Department of Otolaryngology, Kobe City Medical Center General Hospital, Japan.
Auris Nasus Larynx. 2014 Oct;41(5):455-8. doi: 10.1016/j.anl.2014.05.017. Epub 2014 Jun 20.
Kawasaki disease (KD) is an acute multisystemic vasculitis of unknown etiology that occurs in infants and children. Retropharyngeal cellulitis has been reported as a rare manifestation of KD. This study investigated the frequency and characteristics of patients with KD manifesting as retropharyngeal soft-tissue swelling.

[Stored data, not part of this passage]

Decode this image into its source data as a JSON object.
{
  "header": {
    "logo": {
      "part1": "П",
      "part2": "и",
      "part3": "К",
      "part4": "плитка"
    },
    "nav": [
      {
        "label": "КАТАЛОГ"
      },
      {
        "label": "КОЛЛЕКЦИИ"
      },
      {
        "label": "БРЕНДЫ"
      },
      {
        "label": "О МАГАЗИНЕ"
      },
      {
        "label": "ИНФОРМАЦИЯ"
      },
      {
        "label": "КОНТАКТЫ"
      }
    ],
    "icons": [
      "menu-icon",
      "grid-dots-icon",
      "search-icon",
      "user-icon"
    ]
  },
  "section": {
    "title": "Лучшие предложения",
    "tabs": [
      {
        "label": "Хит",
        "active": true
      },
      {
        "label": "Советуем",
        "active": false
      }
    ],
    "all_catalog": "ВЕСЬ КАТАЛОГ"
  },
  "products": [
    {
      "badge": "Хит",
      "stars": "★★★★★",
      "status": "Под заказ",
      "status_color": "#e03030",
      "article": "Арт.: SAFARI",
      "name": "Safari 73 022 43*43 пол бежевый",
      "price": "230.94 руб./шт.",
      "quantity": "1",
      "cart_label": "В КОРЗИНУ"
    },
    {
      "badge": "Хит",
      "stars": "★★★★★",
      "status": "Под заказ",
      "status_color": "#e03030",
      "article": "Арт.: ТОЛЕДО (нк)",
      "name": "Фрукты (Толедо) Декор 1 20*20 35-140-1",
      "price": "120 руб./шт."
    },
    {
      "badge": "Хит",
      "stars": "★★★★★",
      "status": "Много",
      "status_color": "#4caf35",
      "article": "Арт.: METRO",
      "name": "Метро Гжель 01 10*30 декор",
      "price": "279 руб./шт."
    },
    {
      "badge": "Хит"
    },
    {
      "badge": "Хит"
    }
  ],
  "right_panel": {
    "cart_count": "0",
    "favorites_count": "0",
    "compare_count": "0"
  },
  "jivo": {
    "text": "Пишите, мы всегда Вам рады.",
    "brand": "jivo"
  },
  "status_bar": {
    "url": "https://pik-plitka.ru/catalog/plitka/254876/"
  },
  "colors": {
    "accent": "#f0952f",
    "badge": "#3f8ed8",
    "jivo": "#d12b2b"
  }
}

We retrospectively reviewed 277 patients, with a mean age of 1 year and an age range of 7 months to 12 years, in whom KD had been diagnosed between 2005 and 2011.
In 10 patients (3.6%), contrast-enhanced computed tomography (CECT) showed low-density lesions without ring enhancement in the retropharyngeal spaces. These patients presented initially with fever and cervical lymphadenopathy, and were initially treated by their pediatricians for suppurative lymphadenitis (seven patients) or retropharyngeal abscess (three patients). KD was finally diagnosed either after antibiotics had been ineffective or when other symptoms characteristic of KD emerged.
Low-density lesions in the retropharyngeal space were identified by CECT in 3.6% of the KD patients. Early diagnosis of KD is essential because coronary artery lesions develop in 50% of untreated patients. If a child presents with fever, cervical lymphadenopathy, and swelling of the retropharyngeal space, KD should be included in the differential diagnoses.
川崎病(KD)是一种病因不明的急性多系统血管炎,发生于婴幼儿和儿童。咽后蜂窝织炎已被报道为KD的一种罕见表现。本研究调查了表现为咽后软组织肿胀的KD患者的发生率和特征。
我们回顾性分析了2005年至2011年间诊断为KD的277例患者,平均年龄1岁,年龄范围为7个月至12岁。
10例患者(3.6%)的增强计算机断层扫描(CECT)显示咽后间隙有低密度病变,无环形强化。这些患者最初表现为发热和颈部淋巴结肿大,最初由儿科医生作为化脓性淋巴结炎(7例)或咽后脓肿(3例)进行治疗。在抗生素治疗无效或出现KD的其他特征性症状后最终确诊为KD。
CECT在3.6%的KD患者中发现咽后间隙有低密度病变。KD的早期诊断至关重要,因为50%未经治疗的患者会发生冠状动脉病变。如果儿童出现发热、颈部淋巴结肿大和咽后间隙肿胀,鉴别诊断中应包括KD。